The Federal Government has laws restricting interstate commerce under certain circumstances injurious to the people. Could not such laws be made to include the shipment of objectionable comic books? Assistant District Attorney John E. Cone, who has investigated teen-age gangs, has stated as a result of his findings that crime comic books should be "done away with because not only do they list advertisements through which guns can easily be purchased by juveniles, but they give a synthetic thrill which kids cannot fulfill in real life without actually committing crime." The suggestion for Federal legislation to bar interstate advertisements and sale of knives and toy weapons that can be converted was made by Domestic Relations Justice Louis Lorence. Hundreds and hundreds of such illegal weapons have been confiscated by the police in New York. "For a number of years," Judge Lorence stated, "all over the city boys have approached other students in schools and have demanded money for protection. If money is not given, beatings often ensue. In the past two months, particularly, there were many cases in my court where parents complained of this protection racket." I myself have seen more than twenty-five children who have either been victims of such threats or have played the racket game themselves, usually with switchblade knives. Although switchblade knives serve no purpose except quick violence, they are still advertised in comic books for the youngest children.

There are laws according to which it is a punishable offense to "contribute to the delinquency of a minor." Yet the text, pictures and advertisements in crime comic books do that constantly. A 1936 amendment to the New York City Domestic Relations Court Act says: "Such court shall also have jurisdiction, whenever the issues involving a delinquent child are before the court, summarily to try, hear and determine any charge or offense less than the grade of a felony against any person alleged to have contributed to such child's delinquency and may impose the punishment provided by law for such offense."

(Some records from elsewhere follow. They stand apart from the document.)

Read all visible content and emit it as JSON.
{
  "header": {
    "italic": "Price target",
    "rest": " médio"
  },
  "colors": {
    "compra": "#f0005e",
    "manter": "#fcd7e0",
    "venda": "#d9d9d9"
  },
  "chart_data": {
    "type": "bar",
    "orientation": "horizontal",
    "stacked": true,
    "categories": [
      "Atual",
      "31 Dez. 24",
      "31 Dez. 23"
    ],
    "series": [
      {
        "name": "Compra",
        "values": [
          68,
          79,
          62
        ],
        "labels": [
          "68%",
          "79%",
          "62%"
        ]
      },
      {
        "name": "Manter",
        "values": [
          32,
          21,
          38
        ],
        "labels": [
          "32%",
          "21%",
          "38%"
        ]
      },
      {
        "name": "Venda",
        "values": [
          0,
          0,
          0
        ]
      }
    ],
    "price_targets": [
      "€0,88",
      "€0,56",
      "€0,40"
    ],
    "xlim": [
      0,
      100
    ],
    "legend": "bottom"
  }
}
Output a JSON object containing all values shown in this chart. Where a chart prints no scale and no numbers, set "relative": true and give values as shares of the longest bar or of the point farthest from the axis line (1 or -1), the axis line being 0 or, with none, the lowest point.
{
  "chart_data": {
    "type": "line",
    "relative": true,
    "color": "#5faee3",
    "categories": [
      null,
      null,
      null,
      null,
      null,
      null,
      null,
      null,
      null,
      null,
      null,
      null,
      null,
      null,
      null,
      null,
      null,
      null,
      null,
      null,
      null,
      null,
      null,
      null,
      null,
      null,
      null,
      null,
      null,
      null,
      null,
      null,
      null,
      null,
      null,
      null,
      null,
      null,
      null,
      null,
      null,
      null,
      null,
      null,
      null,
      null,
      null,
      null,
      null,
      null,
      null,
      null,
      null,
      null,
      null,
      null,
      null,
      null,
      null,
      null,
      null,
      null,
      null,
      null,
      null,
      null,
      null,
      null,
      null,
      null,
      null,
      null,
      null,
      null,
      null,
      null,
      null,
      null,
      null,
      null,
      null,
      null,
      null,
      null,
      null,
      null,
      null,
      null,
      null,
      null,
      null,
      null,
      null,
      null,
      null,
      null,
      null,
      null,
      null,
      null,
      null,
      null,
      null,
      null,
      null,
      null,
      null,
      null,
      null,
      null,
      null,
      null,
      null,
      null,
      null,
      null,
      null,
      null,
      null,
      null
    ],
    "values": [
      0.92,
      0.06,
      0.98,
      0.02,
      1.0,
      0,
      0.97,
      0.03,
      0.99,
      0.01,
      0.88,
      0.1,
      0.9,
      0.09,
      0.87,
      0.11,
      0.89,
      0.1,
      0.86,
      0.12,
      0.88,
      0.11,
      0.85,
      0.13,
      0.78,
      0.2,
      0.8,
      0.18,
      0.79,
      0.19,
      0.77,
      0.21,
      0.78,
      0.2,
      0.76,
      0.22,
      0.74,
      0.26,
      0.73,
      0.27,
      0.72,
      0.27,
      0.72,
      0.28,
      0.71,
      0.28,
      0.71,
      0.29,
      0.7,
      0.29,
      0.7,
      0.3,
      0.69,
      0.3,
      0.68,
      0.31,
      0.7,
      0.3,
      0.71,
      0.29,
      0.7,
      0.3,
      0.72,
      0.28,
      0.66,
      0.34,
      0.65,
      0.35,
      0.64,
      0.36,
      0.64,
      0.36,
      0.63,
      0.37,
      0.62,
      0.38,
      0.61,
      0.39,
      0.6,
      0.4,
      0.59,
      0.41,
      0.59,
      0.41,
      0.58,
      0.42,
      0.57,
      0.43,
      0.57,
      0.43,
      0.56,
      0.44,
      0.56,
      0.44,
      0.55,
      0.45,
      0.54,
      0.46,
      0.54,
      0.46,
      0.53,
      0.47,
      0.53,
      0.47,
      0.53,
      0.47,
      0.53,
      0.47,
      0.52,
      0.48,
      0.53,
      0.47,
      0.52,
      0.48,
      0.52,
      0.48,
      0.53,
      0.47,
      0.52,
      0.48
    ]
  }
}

The New York State constitution confers on the Domestic Relations Court jurisdiction "for the punishment and correction of adults responsible for contributing to such delinquency ... such courts may hear and determine such cases with or without a jury, except those involving a felony."

Similar laws against contributing to the delinquency of a minor exist in other states. But although children have so often been softened up for juvenile delinquency and although there are cases where it can be demonstrated that the delinquent child bought his first switchblade knife through comic-book advertisements, and learned from comic-book text how to use it, no district attorney, no judge, no complainant, has ever had the courage to make a complaint against a comic-book publisher. Thus comic books make cowards of us all.

There are also the "attractive nuisance" laws which have been on the books since 1873 and which have been upheld by the United States Supreme Court. If you have an attractive pool to which a child has access from the street, you can be held responsible if a child drowns in it. They may not apply directly to comic books, but they provide an interesting analogy. Parents of children who get into trouble from too much crime-comic-book reading and with .22-calibre guns or switchblade knives purchased through comic-book advertisements could at least try to hold the publishers responsible.